Le Maroc est un pays d'Afrique du nord, mais son appartenance géographique, culturelle et identitaire au continent n'a pas toujours été mise en valeur. Principalement pour des raisons politiques liées au conflit du Sahara, le royaume s'est retiré de la gestion des affaires de son continent, après sa sortie de l'Union africaine (OUA) en 1984, suite à l'admissions de la «République arabe sahraouie démocratique (RASD)» au sein de l'instance.
Ce retrait n'a pas pour autant impacté le Maroc en tant que destination privilégiée des ressortissants subsahariens, qui affluent en grand nombre pour le pèlerinage annuel de la «Zaouia Tijaniya» à Fès, ou qui s'installent dans le royaume pour leurs études. Depuis le début des années 2000, d'autres Subsahariens s'installent dans le royaume par dépit, n'ayant pu regagner les côtes du sud de l'Europe.
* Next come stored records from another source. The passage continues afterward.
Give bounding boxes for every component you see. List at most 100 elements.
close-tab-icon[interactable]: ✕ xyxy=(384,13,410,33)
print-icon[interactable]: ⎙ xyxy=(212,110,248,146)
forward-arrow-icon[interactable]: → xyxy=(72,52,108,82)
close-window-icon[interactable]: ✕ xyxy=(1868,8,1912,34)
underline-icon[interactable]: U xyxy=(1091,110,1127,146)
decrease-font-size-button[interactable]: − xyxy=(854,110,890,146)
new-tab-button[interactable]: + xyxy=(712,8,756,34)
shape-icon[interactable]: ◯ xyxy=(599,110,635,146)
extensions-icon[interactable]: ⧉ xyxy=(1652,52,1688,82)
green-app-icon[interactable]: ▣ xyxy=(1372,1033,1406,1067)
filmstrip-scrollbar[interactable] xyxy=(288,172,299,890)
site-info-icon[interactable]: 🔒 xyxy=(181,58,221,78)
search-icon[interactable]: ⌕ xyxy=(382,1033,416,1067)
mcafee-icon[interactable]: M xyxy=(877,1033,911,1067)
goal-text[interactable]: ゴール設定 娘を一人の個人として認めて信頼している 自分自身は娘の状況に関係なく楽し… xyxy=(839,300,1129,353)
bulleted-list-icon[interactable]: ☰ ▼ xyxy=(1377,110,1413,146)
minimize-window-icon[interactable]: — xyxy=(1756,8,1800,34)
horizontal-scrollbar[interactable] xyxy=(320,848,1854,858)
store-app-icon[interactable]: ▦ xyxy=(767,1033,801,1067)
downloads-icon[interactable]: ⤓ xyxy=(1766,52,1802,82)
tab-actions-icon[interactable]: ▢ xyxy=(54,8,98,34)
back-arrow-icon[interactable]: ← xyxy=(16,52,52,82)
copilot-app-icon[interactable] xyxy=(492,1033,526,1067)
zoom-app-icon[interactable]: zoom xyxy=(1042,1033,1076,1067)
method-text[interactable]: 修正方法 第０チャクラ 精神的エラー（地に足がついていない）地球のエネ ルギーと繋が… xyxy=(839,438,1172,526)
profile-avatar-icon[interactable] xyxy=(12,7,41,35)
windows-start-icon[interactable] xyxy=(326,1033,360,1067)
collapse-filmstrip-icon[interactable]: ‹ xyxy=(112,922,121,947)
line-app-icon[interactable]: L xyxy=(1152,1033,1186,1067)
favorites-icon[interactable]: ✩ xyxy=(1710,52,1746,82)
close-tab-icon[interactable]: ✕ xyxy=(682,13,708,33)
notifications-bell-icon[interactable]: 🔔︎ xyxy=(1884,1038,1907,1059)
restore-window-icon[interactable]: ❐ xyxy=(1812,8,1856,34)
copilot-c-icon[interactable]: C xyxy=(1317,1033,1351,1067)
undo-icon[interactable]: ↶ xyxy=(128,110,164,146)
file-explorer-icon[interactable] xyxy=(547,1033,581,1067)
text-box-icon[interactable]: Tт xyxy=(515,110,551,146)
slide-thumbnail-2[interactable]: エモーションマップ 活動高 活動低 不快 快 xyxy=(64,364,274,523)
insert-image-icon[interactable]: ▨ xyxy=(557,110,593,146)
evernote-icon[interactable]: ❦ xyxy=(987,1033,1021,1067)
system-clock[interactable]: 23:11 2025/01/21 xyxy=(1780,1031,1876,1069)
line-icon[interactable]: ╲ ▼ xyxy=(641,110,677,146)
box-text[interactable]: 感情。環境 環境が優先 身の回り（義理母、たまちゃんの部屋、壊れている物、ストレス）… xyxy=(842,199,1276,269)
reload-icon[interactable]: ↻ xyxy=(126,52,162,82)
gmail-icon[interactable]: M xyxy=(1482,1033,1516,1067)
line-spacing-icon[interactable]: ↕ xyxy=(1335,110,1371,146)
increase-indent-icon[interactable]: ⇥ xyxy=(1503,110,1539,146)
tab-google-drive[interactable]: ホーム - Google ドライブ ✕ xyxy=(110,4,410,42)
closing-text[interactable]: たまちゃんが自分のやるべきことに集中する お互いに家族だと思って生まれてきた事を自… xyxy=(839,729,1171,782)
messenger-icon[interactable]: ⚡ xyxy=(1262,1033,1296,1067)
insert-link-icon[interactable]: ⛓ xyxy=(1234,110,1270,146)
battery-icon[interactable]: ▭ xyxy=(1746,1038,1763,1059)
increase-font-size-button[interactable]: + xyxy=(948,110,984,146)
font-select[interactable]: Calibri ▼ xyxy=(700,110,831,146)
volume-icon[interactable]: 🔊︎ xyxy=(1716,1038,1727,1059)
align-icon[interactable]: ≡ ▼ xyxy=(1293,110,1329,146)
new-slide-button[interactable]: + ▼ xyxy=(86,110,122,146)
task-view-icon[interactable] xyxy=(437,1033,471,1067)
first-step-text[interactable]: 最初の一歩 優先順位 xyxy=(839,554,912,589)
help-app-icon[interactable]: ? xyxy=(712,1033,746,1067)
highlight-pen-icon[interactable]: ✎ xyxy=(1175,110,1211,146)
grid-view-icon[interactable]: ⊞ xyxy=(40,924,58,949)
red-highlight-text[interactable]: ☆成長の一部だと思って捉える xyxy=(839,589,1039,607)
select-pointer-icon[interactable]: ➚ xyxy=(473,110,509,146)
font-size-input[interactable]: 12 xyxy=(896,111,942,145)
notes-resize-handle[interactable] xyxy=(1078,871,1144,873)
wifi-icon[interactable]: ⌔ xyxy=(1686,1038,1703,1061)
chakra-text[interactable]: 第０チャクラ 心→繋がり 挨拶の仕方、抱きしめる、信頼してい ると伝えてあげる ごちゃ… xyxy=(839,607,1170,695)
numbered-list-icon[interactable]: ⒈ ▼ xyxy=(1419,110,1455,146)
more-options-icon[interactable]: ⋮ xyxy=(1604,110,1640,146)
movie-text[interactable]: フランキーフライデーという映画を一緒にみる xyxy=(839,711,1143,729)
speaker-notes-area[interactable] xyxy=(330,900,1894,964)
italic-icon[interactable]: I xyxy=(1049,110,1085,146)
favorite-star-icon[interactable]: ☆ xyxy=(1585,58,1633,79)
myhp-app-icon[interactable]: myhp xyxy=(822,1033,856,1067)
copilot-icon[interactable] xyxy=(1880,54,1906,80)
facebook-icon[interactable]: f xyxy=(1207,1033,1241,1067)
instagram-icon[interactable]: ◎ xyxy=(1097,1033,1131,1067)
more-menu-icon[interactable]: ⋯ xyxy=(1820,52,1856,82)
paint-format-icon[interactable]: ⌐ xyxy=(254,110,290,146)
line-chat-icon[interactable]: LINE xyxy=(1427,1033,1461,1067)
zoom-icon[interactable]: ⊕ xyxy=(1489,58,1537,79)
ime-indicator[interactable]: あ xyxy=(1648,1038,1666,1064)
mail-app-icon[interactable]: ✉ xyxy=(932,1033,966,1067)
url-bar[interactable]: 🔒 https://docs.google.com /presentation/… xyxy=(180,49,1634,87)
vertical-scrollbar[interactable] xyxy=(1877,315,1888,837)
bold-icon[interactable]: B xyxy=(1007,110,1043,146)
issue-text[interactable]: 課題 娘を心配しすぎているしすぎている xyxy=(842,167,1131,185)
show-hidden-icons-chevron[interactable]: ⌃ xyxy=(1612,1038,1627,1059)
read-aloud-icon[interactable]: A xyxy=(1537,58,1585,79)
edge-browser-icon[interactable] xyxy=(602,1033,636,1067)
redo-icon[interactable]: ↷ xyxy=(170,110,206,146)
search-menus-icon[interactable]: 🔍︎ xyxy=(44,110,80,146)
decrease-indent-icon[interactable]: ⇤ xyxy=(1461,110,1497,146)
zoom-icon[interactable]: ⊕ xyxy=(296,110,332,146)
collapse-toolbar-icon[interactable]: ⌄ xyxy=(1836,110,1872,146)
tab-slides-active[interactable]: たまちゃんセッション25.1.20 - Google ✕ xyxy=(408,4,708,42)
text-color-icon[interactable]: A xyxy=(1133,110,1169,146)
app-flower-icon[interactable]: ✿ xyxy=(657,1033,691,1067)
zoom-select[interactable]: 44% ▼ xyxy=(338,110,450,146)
Ainsi, la présence des immigrés subsahariens sur le sol marocain a connu une évolution répartie en phases :
* Début des années 2000 : Les affluents, sans-papiers, vivent dans la précarité, cachés dans des camps où ils logent dans des conditions inhumaines. Des confrontations avec les autorités se produisent, suite auxquels ces migrants sont souvent expulsés vers leurs pays d'origine.
* Janvier 2014 : La première phase de régularisation des immigrés en situation irrégulière a été lancée. 25 000 demandes ont été acceptée et des permis de séjour d'un an ont été délivrés.
* Décembre 2016 : Une deuxième phase exceptionnelle de régularisation a été lancée, parallèlement à la prolongation de la durée de validité du permis de séjour à 3 ans.
Cependant, cette évolution juridique n'a pas été au même gré du point de vue social. Dans le monde, les immigrés africains représentent encore une catégorie de migrants en situation fragile (travailleurs maghrébins et subsahariens en France, en Espagne…). Ils ont été amenés à habiter dans des quartiers dits populaires, où l'interaction au quotidien avec les riverains est fréquente, mais parfois avec des heurts. Agressions, violence, actes racistes et xénophobes sont les aspects de cette relation de tensions traduisant un rejet.
Des appellations péjoratives comme «azzi» (qui signifie «noir» en dialecte marocain), Ebola (porteur de la maladie Ebola), reflètent un racisme banalisé dont souffrent ces immigrés au Maroc. Les Marocains ne se considèrent-ils pas comme des «Blancs» qui «n'aiment pas la peau noire» [2]?
[1] Préambule de la constitution 2011.